Fayetteville, Arkansas – In the place where he formerly toiled, an enslaved man who fled Arkansas in 1841 in search of freedom in Canada was commemorated with a historical marker and a new street sign.

Nelson Hackett’s exceptional extradition from Canada in 1842 on a larceny accusation caused a stir in the British colony, which had long been regarded as a sanctuary for runaway slaves. A few months later, the British government implemented regulations that “made similar extraditions extremely difficult,” according to the Nelson Hackett Project, an online public scholarly project run by the University of Arkansas Humanities Center.

According to academics, Canada never again sent an escaped slave back to the United States.

The Northwest Arkansas Democrat-Gazette reported that a marker recognizing Hackett and his influence was erected in the downtown plaza of Fayetteville on Friday.

According to the newspaper, Archibald Yell Boulevard is being renamed Nelson Hackett Boulevard. This is a particularly meaningful move given the part Yell, who was the governor of Arkansas at the time, played in securing Hackett’s extradition. The new street signs, which were also unveiled on Friday, will be put in place on Juneteenth Monday.

According to Michael Pierce, an associate history professor at the University of Arkansas at Fayetteville, Hackett left Arkansas in July 1841, which prompted the man who claimed to be his owner to request his extradition on charges of theft. Yell requested the return of Hackett in a letter to the Canadian colonial governor. The demand was approved.

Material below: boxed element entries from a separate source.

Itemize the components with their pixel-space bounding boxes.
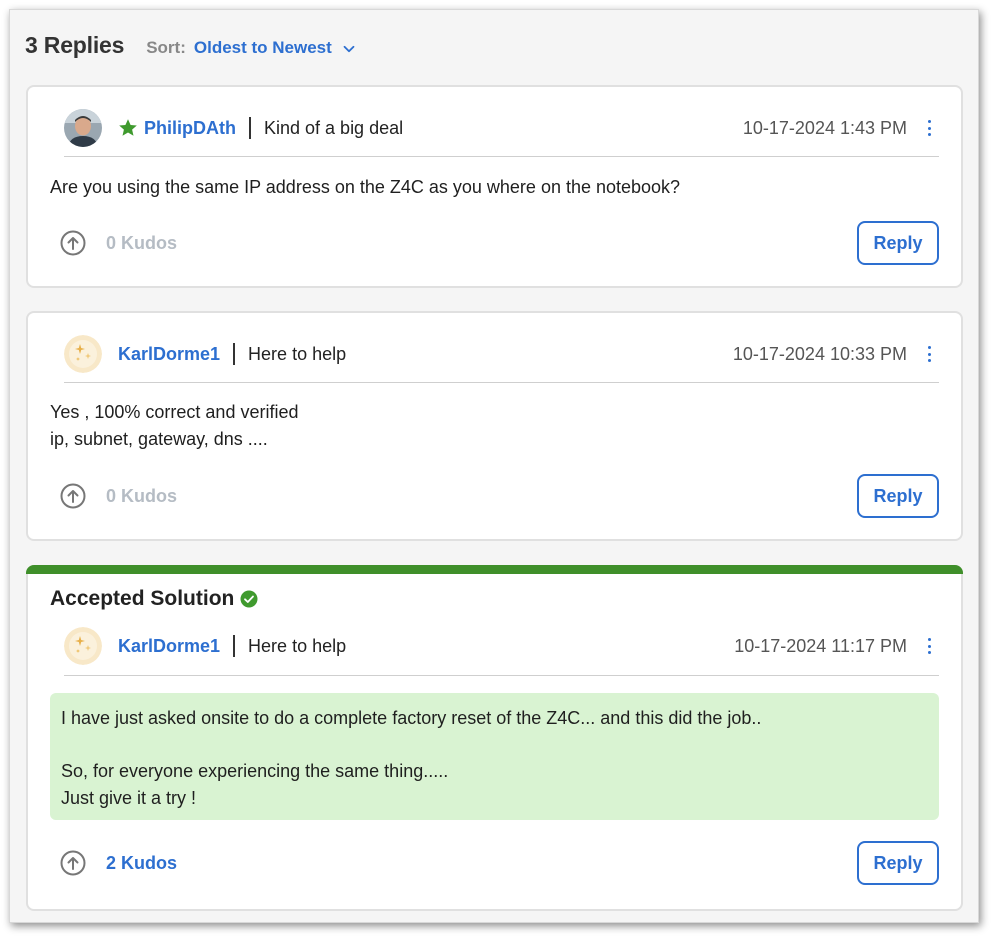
kudos-count[interactable]: 2 Kudos [106,853,177,874]
post-header: PhilipDAth Kind of a big deal 10-17-2024… [64,108,939,148]
sparkle-avatar[interactable] [64,335,102,373]
sparkle-avatar[interactable] [64,627,102,665]
accepted-bar [26,565,963,574]
accepted-solution-label: Accepted Solution [50,587,235,610]
user-rank: Here to help [248,635,347,656]
reply-card: KarlDorme1 Here to help 10-17-2024 10:33… [26,311,963,541]
author-link[interactable]: KarlDorme1 [118,344,220,365]
body-line: Yes , 100% correct and verified [50,402,299,422]
kudos-count: 0 Kudos [106,485,178,506]
post-date: 10-17-2024 11:17 PM [734,635,907,656]
user-photo-avatar[interactable] [64,109,102,147]
separator [233,635,236,657]
post-body: Are you using the same IP address on the… [50,174,939,201]
body-line [61,732,928,759]
user-rank: Here to help [248,343,347,364]
body-line: Just give it a try ! [61,787,197,808]
reply-card: PhilipDAth Kind of a big deal 10-17-2024… [26,85,963,288]
more-options-icon[interactable] [919,117,939,139]
body-line: So, for everyone experiencing the same t… [61,761,449,781]
divider [64,382,939,383]
reply-button[interactable]: Reply [857,474,939,518]
replies-count: 3 Replies [25,32,125,58]
divider [64,675,939,676]
sort-value: Oldest to Newest [193,38,332,57]
chevron-down-icon [343,45,354,53]
author-link[interactable]: KarlDorme1 [118,636,220,657]
separator [233,343,236,365]
post-date: 10-17-2024 10:33 PM [732,343,907,364]
more-options-icon[interactable] [919,635,939,657]
accepted-solution-card: Accepted Solution KarlDorme1 Here to hel… [26,565,963,911]
divider [64,156,939,157]
user-rank: Kind of a big deal [264,117,404,138]
body-line: ip, subnet, gateway, dns .... [50,429,268,449]
kudos-area: 0 Kudos [60,228,177,258]
sort-label: Sort: [146,38,186,57]
replies-header: 3 Replies Sort: Oldest to Newest [25,32,355,62]
post-header: KarlDorme1 Here to help 10-17-2024 11:17… [64,626,939,666]
check-circle-icon [240,590,258,608]
replies-panel: 3 Replies Sort: Oldest to Newest PhilipD… [9,9,979,923]
separator [249,117,251,139]
solution-body: I have just asked onsite to do a complet… [50,693,939,820]
more-options-icon[interactable] [919,343,939,365]
post-date: 10-17-2024 1:43 PM [742,117,907,138]
star-icon [119,119,137,136]
author-link[interactable]: PhilipDAth [144,118,236,139]
reply-button[interactable]: Reply [857,221,939,265]
kudo-upvote-icon[interactable] [60,483,86,509]
reply-button[interactable]: Reply [857,841,939,885]
accepted-solution-heading: Accepted Solution [50,587,258,611]
kudos-area: 0 Kudos [60,481,177,511]
kudo-upvote-icon[interactable] [60,850,86,876]
kudos-area: 2 Kudos [60,848,177,878]
body-line: Are you using the same IP address on the… [50,177,681,197]
body-line: I have just asked onsite to do a complet… [61,708,762,728]
post-header: KarlDorme1 Here to help 10-17-2024 10:33… [64,334,939,374]
kudos-count: 0 Kudos [106,232,178,253]
sort-dropdown[interactable]: Oldest to Newest [194,38,355,58]
post-body: Yes , 100% correct and verified ip, subn… [50,399,939,453]
kudo-upvote-icon[interactable] [60,230,86,256]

In the summer of 1842, Hackett was brought back to Fayetteville. According to experts, he was repeatedly publicly whipped, subjected to torture, and bought back into slavery in Texas. Again getting away, his whereabouts are still unclear.

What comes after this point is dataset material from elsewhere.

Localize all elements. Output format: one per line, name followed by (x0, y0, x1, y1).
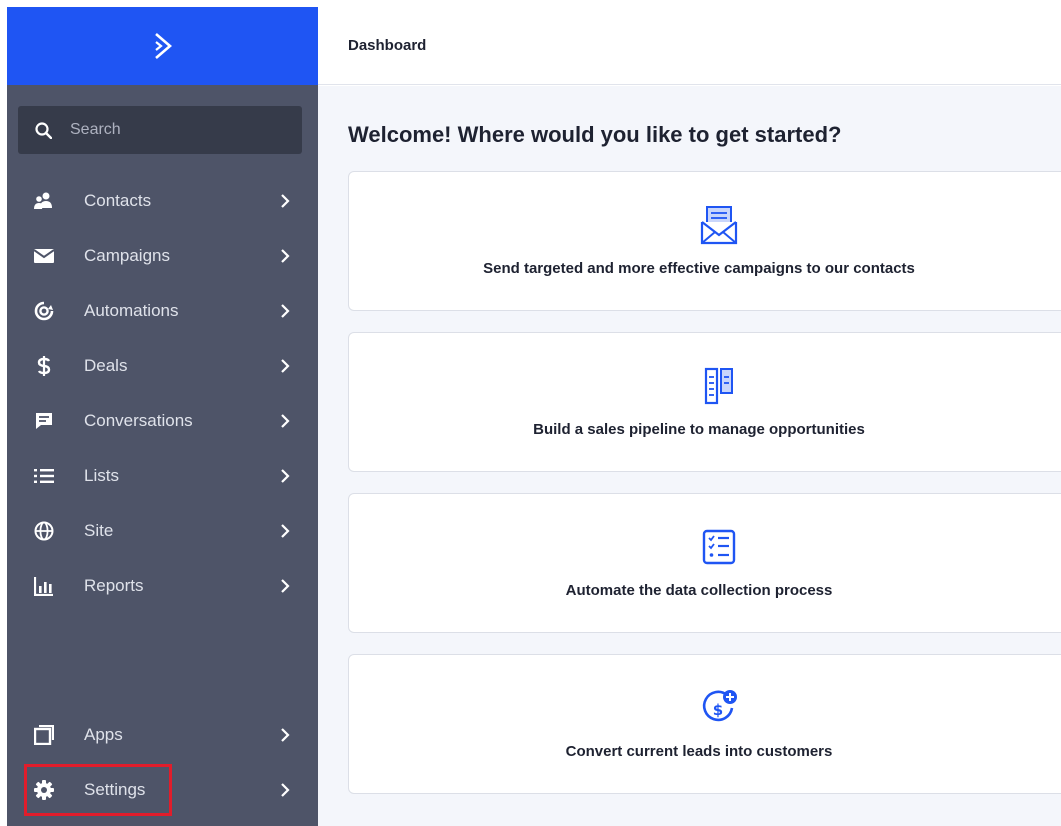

Hackett toiled close to the location of the memorial on the square. Hackett’s experiences are commemorated by the memorial and the renamed roadway, according to Mayor Lioneld Jordan.

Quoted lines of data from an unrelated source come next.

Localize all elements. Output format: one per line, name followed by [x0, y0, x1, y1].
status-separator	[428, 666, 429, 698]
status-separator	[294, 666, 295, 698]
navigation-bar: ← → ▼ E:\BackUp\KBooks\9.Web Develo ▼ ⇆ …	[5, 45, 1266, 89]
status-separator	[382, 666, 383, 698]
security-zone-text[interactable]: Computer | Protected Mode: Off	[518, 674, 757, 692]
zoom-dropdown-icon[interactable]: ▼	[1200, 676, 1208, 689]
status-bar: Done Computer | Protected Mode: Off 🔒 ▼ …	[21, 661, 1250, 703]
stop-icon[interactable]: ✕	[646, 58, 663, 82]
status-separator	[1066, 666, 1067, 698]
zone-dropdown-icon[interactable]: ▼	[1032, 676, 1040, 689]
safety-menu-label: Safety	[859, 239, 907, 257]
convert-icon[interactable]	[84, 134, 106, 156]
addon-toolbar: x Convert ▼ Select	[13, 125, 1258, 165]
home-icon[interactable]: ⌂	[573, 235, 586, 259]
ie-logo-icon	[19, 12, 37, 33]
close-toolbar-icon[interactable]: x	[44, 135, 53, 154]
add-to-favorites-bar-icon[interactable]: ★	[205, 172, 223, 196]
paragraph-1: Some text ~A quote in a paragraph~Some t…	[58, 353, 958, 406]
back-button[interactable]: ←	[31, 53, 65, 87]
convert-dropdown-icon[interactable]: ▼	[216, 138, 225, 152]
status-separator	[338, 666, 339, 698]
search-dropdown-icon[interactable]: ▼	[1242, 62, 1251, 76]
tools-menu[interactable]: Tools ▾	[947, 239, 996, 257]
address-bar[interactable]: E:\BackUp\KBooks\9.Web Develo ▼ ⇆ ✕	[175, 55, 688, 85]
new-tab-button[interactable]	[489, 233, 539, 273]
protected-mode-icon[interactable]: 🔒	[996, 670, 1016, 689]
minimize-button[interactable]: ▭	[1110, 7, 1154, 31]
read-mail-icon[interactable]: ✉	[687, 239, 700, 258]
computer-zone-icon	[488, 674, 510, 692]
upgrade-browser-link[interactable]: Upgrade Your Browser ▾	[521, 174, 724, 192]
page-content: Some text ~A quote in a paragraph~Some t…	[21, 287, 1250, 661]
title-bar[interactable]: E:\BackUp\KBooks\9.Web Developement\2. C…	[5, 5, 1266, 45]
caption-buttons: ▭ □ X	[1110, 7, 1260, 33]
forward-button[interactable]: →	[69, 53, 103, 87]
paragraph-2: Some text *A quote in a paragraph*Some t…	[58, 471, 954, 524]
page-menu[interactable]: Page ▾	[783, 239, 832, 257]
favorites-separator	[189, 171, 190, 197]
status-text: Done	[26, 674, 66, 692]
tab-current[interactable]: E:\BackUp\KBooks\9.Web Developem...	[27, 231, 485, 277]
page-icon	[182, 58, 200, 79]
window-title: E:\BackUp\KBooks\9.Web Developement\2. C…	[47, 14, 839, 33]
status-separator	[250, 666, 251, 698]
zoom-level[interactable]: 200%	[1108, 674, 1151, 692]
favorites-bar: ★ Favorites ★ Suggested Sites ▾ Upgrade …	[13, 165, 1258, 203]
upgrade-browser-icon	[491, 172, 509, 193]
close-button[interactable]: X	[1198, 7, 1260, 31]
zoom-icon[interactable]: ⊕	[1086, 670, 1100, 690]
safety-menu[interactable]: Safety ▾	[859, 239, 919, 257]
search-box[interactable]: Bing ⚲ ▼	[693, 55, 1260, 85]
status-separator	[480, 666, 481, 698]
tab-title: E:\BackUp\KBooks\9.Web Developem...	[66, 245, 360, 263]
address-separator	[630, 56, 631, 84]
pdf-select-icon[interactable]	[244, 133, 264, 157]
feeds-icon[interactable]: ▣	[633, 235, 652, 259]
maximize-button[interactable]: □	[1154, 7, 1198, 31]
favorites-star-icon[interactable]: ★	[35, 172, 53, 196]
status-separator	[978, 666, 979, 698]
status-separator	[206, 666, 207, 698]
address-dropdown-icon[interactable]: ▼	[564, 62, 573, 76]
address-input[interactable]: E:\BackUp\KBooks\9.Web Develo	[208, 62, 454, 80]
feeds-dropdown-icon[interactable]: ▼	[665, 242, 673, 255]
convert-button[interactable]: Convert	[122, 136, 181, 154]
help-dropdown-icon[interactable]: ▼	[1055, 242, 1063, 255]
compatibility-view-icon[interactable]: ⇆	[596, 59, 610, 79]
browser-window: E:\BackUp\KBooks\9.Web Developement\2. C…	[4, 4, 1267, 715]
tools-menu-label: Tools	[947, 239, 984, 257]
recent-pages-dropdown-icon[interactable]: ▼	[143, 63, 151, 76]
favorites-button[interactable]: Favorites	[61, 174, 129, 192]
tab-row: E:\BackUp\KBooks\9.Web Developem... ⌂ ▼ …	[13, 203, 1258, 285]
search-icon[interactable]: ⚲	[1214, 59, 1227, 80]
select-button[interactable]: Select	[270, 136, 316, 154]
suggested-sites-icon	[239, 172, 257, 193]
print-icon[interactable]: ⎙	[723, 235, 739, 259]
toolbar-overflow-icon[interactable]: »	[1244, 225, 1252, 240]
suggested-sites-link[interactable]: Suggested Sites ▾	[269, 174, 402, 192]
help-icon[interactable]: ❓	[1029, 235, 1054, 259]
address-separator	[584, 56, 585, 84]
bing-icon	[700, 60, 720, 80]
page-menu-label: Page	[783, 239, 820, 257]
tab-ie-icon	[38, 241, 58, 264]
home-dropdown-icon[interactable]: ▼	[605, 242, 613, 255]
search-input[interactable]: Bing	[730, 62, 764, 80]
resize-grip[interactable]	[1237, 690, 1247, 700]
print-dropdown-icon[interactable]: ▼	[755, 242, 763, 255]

The Black Heritage Preservation Commission of the city, which is led by J.L. Jennings, suggested to the City Council that the street’s name be changed and that a marker be erected in the square. According to him, the commission has been trying to bring the city’s little-known past to light and to foster a sense of community among all citizens. “We believe honoring Nelson Hackett is an important first step in this goal,” Jennings said. “It’s remarkable to think an enslaved Mr. Hackett could have actually stood here, where his marker is installed today, unknowing of the impact that his life would have on the world. While we do not know how Mr. Hackett’s story ended, what we do know is his impact was felt by thousands.”